Published: May 15, 2012
Original Avon Regency Edition 1992
Level of Sensuality: Kisses
“Do you still have such faith in the truth? Tonight, I swear, you’ll learn the truth can fail you.”
-To Kiss A Thief
Other Books In The Series
Dreadfully disappointed by her first season, Margaret Somerley flees London for the Earl of Haddon’s country estate to ease her mind. Her sanctuary is disturbed when she catches a thief in the act of stealing a cache of secret government papers from the library—who then promptly abducts her as well.
Now, the shy miss who seemed so unsuitable to high society’s eligible bachelors has caught the eye of a devilish rogue whose true purpose and real identity remain a mystery—and who seems determined to steal her heart…
Winner of the Romance Writers of America Golden Heart Award, 1988; Finalist for Romantic Times Reviewer’s Circle Award for Best First Regency, 1992; RWA RITA Finalist for Best Regency, 1992.
“This is an intriguing story filled with mystery, deceit, and betrayal. The growing feelings of the hero and heroine will keep you glued to the page, all the way to the compelling, exciting conclusion.” --Rendezvous
“Kate Moore’s first book, To Kiss a Thief, will make genre connoisseurs sit up and take notice of her impressive talent. … Ms. Moore brings a wonderful depth and intimacy to this unusaual romance without sacrificing a whit of verisimilitude.” –Romantic Times
“There are a few changes I must make; let us hope Humphrey returns,” he concluded in the same brusque tone. He closed the door of the small room and began to unbutton his waistcoat before her startled eyes.
“My girl,” he warned, a sudden smile lighting his eyes, “if your sensibilities are at all delicate, you would do well to take a book from that shelf and peruse it earnestly for the next few minutes.”
Margaret snatched the volume on the end. To her dismay it proved to be a work in Latin, but she held the slim volume before her burning face and worked at the lines.
“Do you have a taste for Horace, Miss Somerley?” he asked a few minutes later. She made the mistake then of dropping the book to her lap and looking at him as he tucked the tails of a fresh shirt into this inexpressibles.
“Perhaps I ought to wait for you in the other room,” she said, wishing her bright cheeks did not reveal her embarrassment so plainly.
“Alas, Miss Somerley, I cannot trust you to remain there, can I?” She shook her head, and he went on, “Then I recommend ‘Ode to a Debutante,’ page nineteen.”
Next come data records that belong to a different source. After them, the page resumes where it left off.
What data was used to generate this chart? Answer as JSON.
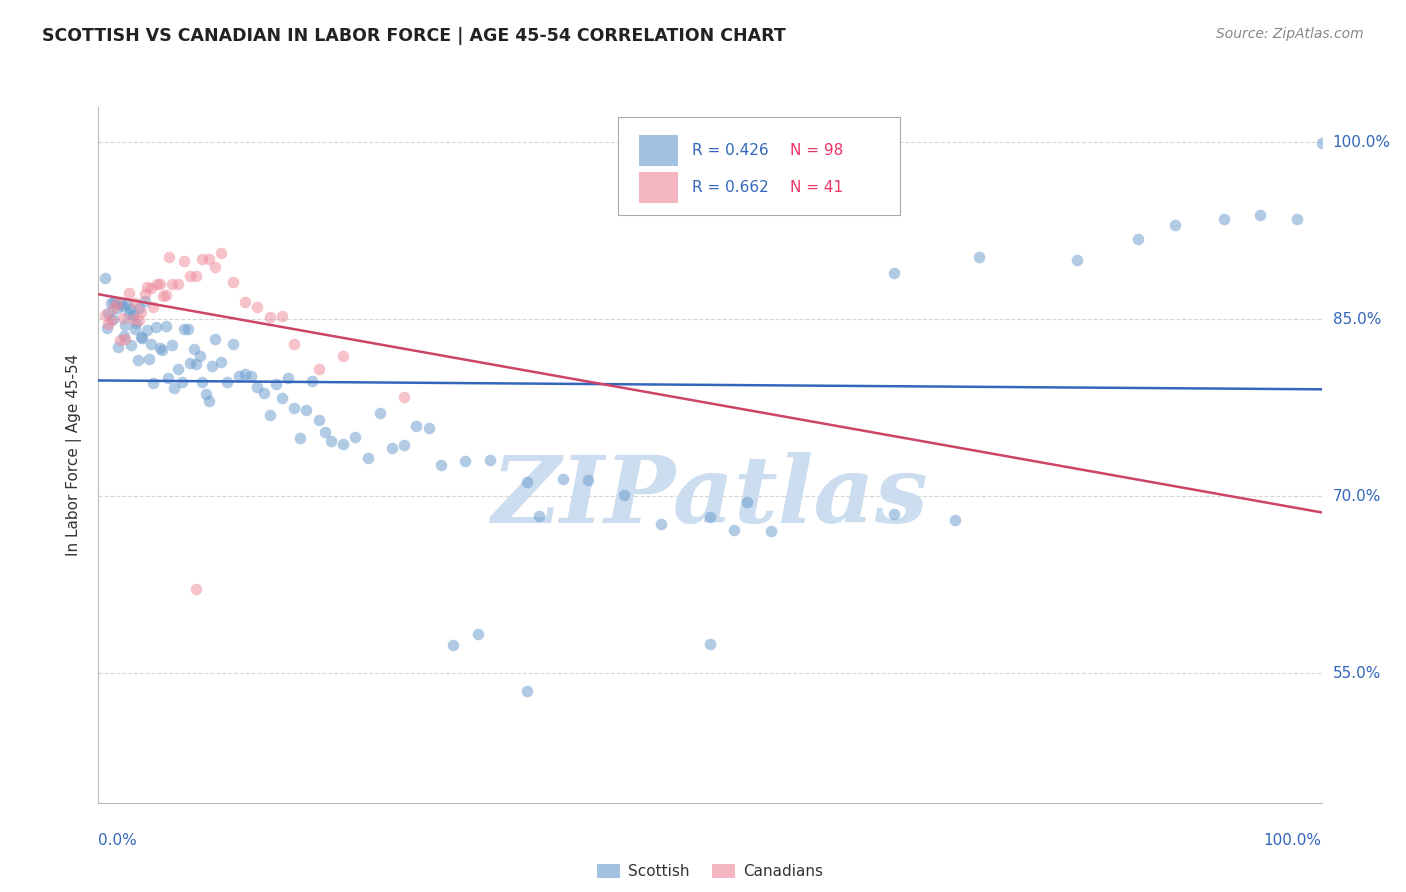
{
  "title": "SCOTTISH VS CANADIAN IN LABOR FORCE | AGE 45-54 CORRELATION CHART",
  "source": "Source: ZipAtlas.com",
  "ylabel": "In Labor Force | Age 45-54",
  "xlim": [
    0.0,
    1.0
  ],
  "ylim": [
    0.44,
    1.03
  ],
  "legend_blue_R": "R = 0.426",
  "legend_blue_N": "N = 98",
  "legend_pink_R": "R = 0.662",
  "legend_pink_N": "N = 41",
  "watermark": "ZIPatlas",
  "watermark_color": "#ccddf0",
  "background_color": "#ffffff",
  "grid_color": "#cccccc",
  "blue_color": "#6699cc",
  "pink_color": "#ee8899",
  "blue_line_color": "#3366bb",
  "pink_line_color": "#cc4466",
  "ytick_vals": [
    0.55,
    0.7,
    0.85,
    1.0
  ],
  "ytick_labels": [
    "55.0%",
    "70.0%",
    "85.0%",
    "100.0%"
  ],
  "blue_x": [
    0.005,
    0.007,
    0.008,
    0.01,
    0.012,
    0.013,
    0.015,
    0.016,
    0.018,
    0.02,
    0.021,
    0.022,
    0.023,
    0.025,
    0.026,
    0.027,
    0.028,
    0.03,
    0.031,
    0.032,
    0.033,
    0.035,
    0.036,
    0.038,
    0.04,
    0.041,
    0.043,
    0.045,
    0.047,
    0.05,
    0.052,
    0.055,
    0.057,
    0.06,
    0.062,
    0.065,
    0.068,
    0.07,
    0.073,
    0.075,
    0.078,
    0.08,
    0.083,
    0.085,
    0.088,
    0.09,
    0.093,
    0.095,
    0.1,
    0.105,
    0.11,
    0.115,
    0.12,
    0.125,
    0.13,
    0.135,
    0.14,
    0.145,
    0.15,
    0.155,
    0.16,
    0.165,
    0.17,
    0.175,
    0.18,
    0.185,
    0.19,
    0.2,
    0.21,
    0.22,
    0.23,
    0.24,
    0.25,
    0.26,
    0.27,
    0.28,
    0.3,
    0.32,
    0.35,
    0.36,
    0.38,
    0.4,
    0.43,
    0.46,
    0.5,
    0.52,
    0.55,
    0.65,
    0.72,
    0.8,
    0.85,
    0.88,
    0.92,
    0.95,
    0.98,
    1.0,
    0.29,
    0.31
  ],
  "blue_y": [
    0.86,
    0.85,
    0.855,
    0.858,
    0.862,
    0.865,
    0.86,
    0.853,
    0.848,
    0.852,
    0.845,
    0.848,
    0.855,
    0.858,
    0.862,
    0.85,
    0.845,
    0.84,
    0.843,
    0.838,
    0.835,
    0.833,
    0.84,
    0.835,
    0.842,
    0.838,
    0.835,
    0.83,
    0.828,
    0.832,
    0.835,
    0.828,
    0.825,
    0.82,
    0.823,
    0.818,
    0.815,
    0.82,
    0.815,
    0.818,
    0.812,
    0.815,
    0.81,
    0.808,
    0.812,
    0.808,
    0.805,
    0.8,
    0.81,
    0.805,
    0.8,
    0.798,
    0.802,
    0.798,
    0.795,
    0.792,
    0.79,
    0.788,
    0.785,
    0.782,
    0.78,
    0.778,
    0.775,
    0.772,
    0.77,
    0.768,
    0.765,
    0.76,
    0.755,
    0.75,
    0.748,
    0.745,
    0.742,
    0.738,
    0.735,
    0.73,
    0.725,
    0.72,
    0.715,
    0.71,
    0.705,
    0.7,
    0.695,
    0.69,
    0.685,
    0.68,
    0.675,
    0.87,
    0.88,
    0.89,
    0.91,
    0.92,
    0.935,
    0.94,
    0.945,
    1.0,
    0.54,
    0.57
  ],
  "pink_x": [
    0.005,
    0.008,
    0.01,
    0.012,
    0.015,
    0.018,
    0.02,
    0.022,
    0.025,
    0.028,
    0.03,
    0.033,
    0.035,
    0.038,
    0.04,
    0.043,
    0.045,
    0.048,
    0.05,
    0.053,
    0.055,
    0.058,
    0.06,
    0.065,
    0.07,
    0.075,
    0.08,
    0.085,
    0.09,
    0.095,
    0.1,
    0.11,
    0.12,
    0.13,
    0.14,
    0.15,
    0.16,
    0.18,
    0.2,
    0.25,
    0.08
  ],
  "pink_y": [
    0.858,
    0.852,
    0.86,
    0.855,
    0.858,
    0.85,
    0.845,
    0.84,
    0.855,
    0.848,
    0.843,
    0.855,
    0.86,
    0.868,
    0.865,
    0.87,
    0.875,
    0.878,
    0.88,
    0.875,
    0.878,
    0.882,
    0.885,
    0.89,
    0.892,
    0.885,
    0.888,
    0.892,
    0.895,
    0.89,
    0.895,
    0.878,
    0.872,
    0.865,
    0.858,
    0.85,
    0.842,
    0.83,
    0.818,
    0.8,
    0.645
  ]
}
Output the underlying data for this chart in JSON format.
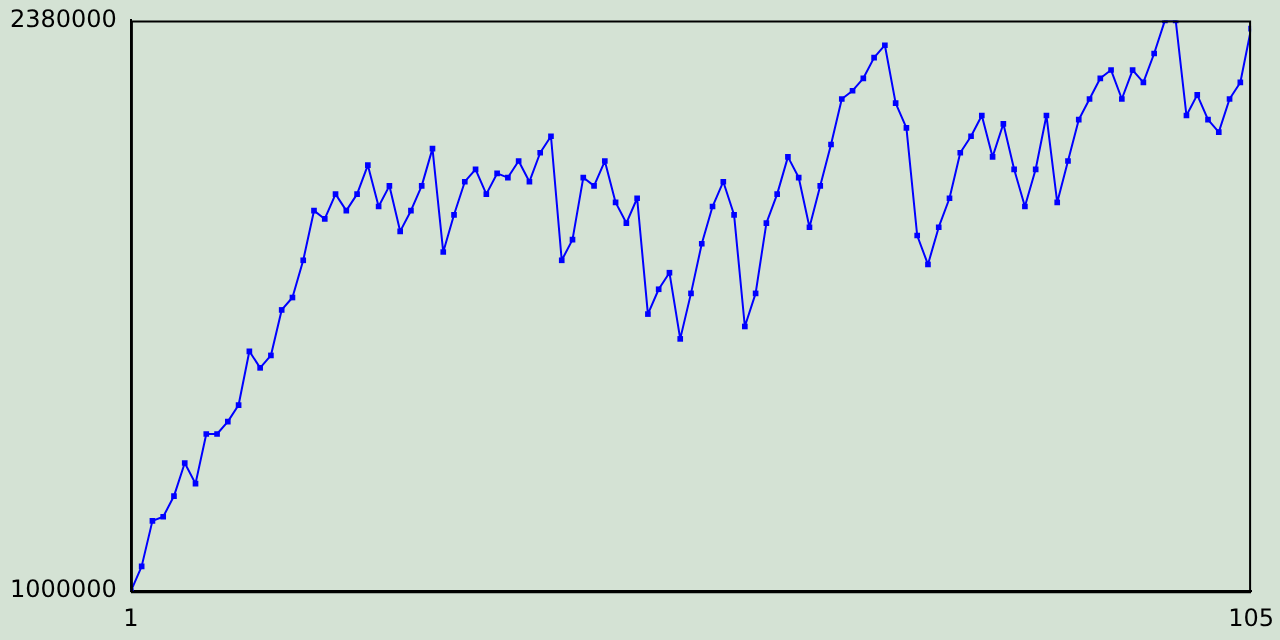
{
  "chart_data": {
    "type": "line",
    "marker": "square",
    "grid": false,
    "legend": false,
    "x": [
      1,
      2,
      3,
      4,
      5,
      6,
      7,
      8,
      9,
      10,
      11,
      12,
      13,
      14,
      15,
      16,
      17,
      18,
      19,
      20,
      21,
      22,
      23,
      24,
      25,
      26,
      27,
      28,
      29,
      30,
      31,
      32,
      33,
      34,
      35,
      36,
      37,
      38,
      39,
      40,
      41,
      42,
      43,
      44,
      45,
      46,
      47,
      48,
      49,
      50,
      51,
      52,
      53,
      54,
      55,
      56,
      57,
      58,
      59,
      60,
      61,
      62,
      63,
      64,
      65,
      66,
      67,
      68,
      69,
      70,
      71,
      72,
      73,
      74,
      75,
      76,
      77,
      78,
      79,
      80,
      81,
      82,
      83,
      84,
      85,
      86,
      87,
      88,
      89,
      90,
      91,
      92,
      93,
      94,
      95,
      96,
      97,
      98,
      99,
      100,
      101,
      102,
      103,
      104,
      105
    ],
    "series": [
      {
        "color": "#0000ff",
        "values": [
          1000000,
          1060000,
          1170000,
          1180000,
          1230000,
          1310000,
          1260000,
          1380000,
          1380000,
          1410000,
          1450000,
          1580000,
          1540000,
          1570000,
          1680000,
          1710000,
          1800000,
          1920000,
          1900000,
          1960000,
          1920000,
          1960000,
          2030000,
          1930000,
          1980000,
          1870000,
          1920000,
          1980000,
          2070000,
          1820000,
          1910000,
          1990000,
          2020000,
          1960000,
          2010000,
          2000000,
          2040000,
          1990000,
          2060000,
          2100000,
          1800000,
          1850000,
          2000000,
          1980000,
          2040000,
          1940000,
          1890000,
          1950000,
          1670000,
          1730000,
          1770000,
          1610000,
          1720000,
          1840000,
          1930000,
          1990000,
          1910000,
          1640000,
          1720000,
          1890000,
          1960000,
          2050000,
          2000000,
          1880000,
          1980000,
          2080000,
          2190000,
          2210000,
          2240000,
          2290000,
          2320000,
          2180000,
          2120000,
          1860000,
          1790000,
          1880000,
          1950000,
          2060000,
          2100000,
          2150000,
          2050000,
          2130000,
          2020000,
          1930000,
          2020000,
          2150000,
          1940000,
          2040000,
          2140000,
          2190000,
          2240000,
          2260000,
          2190000,
          2260000,
          2230000,
          2300000,
          2380000,
          2380000,
          2150000,
          2200000,
          2140000,
          2110000,
          2190000,
          2230000,
          2360000
        ]
      }
    ],
    "xlim": [
      1,
      105
    ],
    "xticks": [
      1,
      105
    ],
    "ylim": [
      1000000,
      2380000
    ],
    "yticks": [
      1000000,
      2380000
    ]
  }
}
Margaret turned to it. Without looking up again she said, “This is not your home, is it?” There was a pause in which she could hear the little indefinite rustle of clothes that meant he continued to move inexorably toward his objective.
“No, it is not,” he answered.
“But these are your books?” she persisted. The book had opened so readily to the page he recommended that she could not doubt his familiarity with the volume.
“Yes,” came the reply. “And that is my bed, Miss Somerley.”
She looked up then. “You say that merely to disconcert me,” she began, and stopped at the sight of him. He had brushed his hair forward in a style she had often seen in London and had somehow darkened the color, subdued the gold of it to a pale brown. The coat he now wore was bottle-green and cut differently, to exaggerate the contrast between the broad shoulders and narrow waist. He had added fobs and rings that made him look quite the exquisite. The transformation was surprisingly complete, her teasing companion as thoroughly obscured in the haughty figure before her as if he had donned a mask and domino.
She looked away. She had meant to tell him he was an uncommon thief, but now it appeared he would steal anything. She gazed at a case on the lowboy in which a tangle of jewels sparkled.
“I meant to leave you with Humphrey, who is as kind as he is old,” he said, and his words recalled her own awkward position. “But it seems Humphrey has been called away, or more likely wandered away, on business of his own; thus you must continue with me.” He pulled her to her feet and removed the book from her unresisting fingers.
“You could not trust me to wait here? We are far from the hall.” It was reasonable and sensible to ask, and of course she wanted him to leave her behind so that she might escape and alert the earl. So she held herself perfectly still, allowing her fingertips to rest lightly on his, meeting his clear gaze steadily. She felt an unaccustomed tautness in her body as she waited for his decision.
He studied her for a long moment; then, as certainly as if he had spoken, Margaret knew he had decided to take her with him.